Fakta ketimpangan kekayaan yang luar biasa seperti ini adalah hal alamiah dalam sistem kapitalis, dimana sebagian besar kekayaan hanya dikuasai oleh segelintir orang. Fakta ini juga menunjukkan bahwa banyaknya angka kemiskinan dalam sistem kapitalis adalah hal wajar karena kemiskinan yang terjadi adalah kemiskinan struktural. Sulit bagi masyarakat keluar dari lingkaran kemiskinan tersebut karena buruknya distribusi kekayaan maupun konsep pengelolaan dan pengembangan harta. Dalam sistem kapitalis, dengan adanya kebebasan individu memberikan kesempatan bagi para pemilik modal besar (kapital) untuk menguasai berbagai resouces, termasuk pengelolaan sumber daya alam misalnya pertambangan dan SDA lain.

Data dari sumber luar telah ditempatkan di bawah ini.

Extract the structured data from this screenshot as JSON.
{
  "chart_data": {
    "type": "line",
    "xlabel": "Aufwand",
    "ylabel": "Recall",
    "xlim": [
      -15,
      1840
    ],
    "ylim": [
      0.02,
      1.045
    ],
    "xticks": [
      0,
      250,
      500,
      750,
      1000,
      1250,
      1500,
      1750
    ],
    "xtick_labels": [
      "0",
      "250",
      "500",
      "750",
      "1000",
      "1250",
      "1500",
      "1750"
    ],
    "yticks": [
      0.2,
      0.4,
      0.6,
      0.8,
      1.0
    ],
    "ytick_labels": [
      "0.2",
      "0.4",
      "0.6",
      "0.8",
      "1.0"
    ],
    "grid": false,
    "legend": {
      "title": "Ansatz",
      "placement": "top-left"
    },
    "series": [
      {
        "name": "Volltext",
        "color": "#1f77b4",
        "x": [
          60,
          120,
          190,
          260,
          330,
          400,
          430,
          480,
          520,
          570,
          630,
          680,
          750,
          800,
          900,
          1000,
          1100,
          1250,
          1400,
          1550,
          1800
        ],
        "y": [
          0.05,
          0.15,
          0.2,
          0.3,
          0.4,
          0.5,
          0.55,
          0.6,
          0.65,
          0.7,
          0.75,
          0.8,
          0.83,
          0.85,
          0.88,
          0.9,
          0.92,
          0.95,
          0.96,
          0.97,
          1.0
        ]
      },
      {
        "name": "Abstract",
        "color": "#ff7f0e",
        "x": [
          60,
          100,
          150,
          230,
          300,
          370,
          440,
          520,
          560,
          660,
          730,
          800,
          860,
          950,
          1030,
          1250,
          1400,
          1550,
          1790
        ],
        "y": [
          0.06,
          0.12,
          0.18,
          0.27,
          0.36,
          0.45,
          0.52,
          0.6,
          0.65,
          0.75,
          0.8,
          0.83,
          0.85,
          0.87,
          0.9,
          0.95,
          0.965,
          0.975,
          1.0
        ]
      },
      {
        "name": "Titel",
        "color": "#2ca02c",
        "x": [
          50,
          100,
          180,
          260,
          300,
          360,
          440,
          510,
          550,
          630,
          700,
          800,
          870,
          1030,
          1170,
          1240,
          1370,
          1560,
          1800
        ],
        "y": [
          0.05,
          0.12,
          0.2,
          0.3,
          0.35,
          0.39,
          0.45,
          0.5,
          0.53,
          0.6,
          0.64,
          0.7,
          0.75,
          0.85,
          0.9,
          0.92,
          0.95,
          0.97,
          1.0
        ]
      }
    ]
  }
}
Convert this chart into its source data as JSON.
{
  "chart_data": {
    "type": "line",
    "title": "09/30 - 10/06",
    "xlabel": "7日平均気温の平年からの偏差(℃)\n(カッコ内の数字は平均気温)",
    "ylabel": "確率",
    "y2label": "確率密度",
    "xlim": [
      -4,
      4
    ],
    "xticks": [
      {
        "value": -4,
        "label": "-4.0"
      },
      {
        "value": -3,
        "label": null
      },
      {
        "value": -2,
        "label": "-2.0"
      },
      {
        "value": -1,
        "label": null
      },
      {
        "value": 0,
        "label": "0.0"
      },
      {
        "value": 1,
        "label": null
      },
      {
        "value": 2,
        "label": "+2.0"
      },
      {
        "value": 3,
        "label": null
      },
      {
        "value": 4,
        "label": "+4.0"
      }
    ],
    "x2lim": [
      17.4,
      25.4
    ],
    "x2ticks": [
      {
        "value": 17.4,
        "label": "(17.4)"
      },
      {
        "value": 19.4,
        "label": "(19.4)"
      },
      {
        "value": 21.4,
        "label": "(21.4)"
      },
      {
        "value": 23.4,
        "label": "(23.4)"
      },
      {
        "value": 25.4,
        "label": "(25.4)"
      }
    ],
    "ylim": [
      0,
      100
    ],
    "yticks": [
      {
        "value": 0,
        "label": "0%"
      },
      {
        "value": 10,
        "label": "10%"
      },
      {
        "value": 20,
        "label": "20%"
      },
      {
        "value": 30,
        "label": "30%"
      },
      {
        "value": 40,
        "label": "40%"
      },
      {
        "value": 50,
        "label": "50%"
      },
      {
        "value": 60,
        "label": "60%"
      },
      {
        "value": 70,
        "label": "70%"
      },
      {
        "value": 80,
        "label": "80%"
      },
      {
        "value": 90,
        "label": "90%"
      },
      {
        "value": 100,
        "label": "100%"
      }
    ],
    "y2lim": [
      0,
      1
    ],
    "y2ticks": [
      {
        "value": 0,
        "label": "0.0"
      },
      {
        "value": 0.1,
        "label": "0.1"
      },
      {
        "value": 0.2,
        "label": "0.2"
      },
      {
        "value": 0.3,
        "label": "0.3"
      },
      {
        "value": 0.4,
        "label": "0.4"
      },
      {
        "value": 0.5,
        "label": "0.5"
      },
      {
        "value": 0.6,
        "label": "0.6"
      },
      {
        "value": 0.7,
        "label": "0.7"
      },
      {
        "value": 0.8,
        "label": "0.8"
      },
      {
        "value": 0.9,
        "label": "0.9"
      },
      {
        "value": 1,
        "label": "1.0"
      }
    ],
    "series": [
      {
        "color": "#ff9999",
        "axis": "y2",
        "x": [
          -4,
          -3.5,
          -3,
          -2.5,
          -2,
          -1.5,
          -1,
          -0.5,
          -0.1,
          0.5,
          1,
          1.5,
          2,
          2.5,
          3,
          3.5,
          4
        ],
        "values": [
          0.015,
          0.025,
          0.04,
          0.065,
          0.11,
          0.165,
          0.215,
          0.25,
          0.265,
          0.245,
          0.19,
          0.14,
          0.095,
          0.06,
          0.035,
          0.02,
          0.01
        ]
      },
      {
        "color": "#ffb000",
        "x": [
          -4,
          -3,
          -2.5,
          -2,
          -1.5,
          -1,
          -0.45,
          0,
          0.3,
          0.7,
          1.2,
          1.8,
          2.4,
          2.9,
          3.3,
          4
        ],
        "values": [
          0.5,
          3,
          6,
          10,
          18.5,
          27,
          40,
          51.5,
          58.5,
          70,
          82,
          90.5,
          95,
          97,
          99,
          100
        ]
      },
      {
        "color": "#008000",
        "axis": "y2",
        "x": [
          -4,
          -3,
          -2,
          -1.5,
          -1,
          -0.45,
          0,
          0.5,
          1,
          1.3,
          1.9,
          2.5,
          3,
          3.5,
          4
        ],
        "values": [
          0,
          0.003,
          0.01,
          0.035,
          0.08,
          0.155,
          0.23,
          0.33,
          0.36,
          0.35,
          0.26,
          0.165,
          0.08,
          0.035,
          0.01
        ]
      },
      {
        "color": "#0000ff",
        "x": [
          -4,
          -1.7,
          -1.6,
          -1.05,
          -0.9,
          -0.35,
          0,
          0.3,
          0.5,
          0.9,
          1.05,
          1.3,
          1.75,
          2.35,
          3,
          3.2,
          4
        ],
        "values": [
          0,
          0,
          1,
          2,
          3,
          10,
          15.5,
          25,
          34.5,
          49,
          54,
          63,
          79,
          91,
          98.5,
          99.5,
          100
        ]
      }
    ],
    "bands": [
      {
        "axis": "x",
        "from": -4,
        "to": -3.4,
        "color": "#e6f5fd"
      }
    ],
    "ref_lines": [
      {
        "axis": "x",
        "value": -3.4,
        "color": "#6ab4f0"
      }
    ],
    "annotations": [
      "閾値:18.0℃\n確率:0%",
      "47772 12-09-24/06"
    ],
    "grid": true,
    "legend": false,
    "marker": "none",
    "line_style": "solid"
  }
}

Kejamnya sistem ekonomi kapitalis yang didukung oleh sistem politik demokrasi menyebabkan kekayaan suatu negeri hanya berputar di tangan para kapital yang digandeng oleh tangan penguasa dalam lingkaran oligarki. Dilain sisi masyarakat yang keruk kekayaan alamnya dibiarkan dalam kebodohan dengan pendidikan yang dikapitalisasi dengan kualitas SDM rendah (IQ rata-rata 78). Dengan masalah kemiskinan yang tersistematis seperti itu maka sangatlah sulit bagi negeri ini meraih predikat zero extreme poverty hanya dengan mengandalkan pemberian bantuan sosial atau solusi yang bersifat individualistik lainnya.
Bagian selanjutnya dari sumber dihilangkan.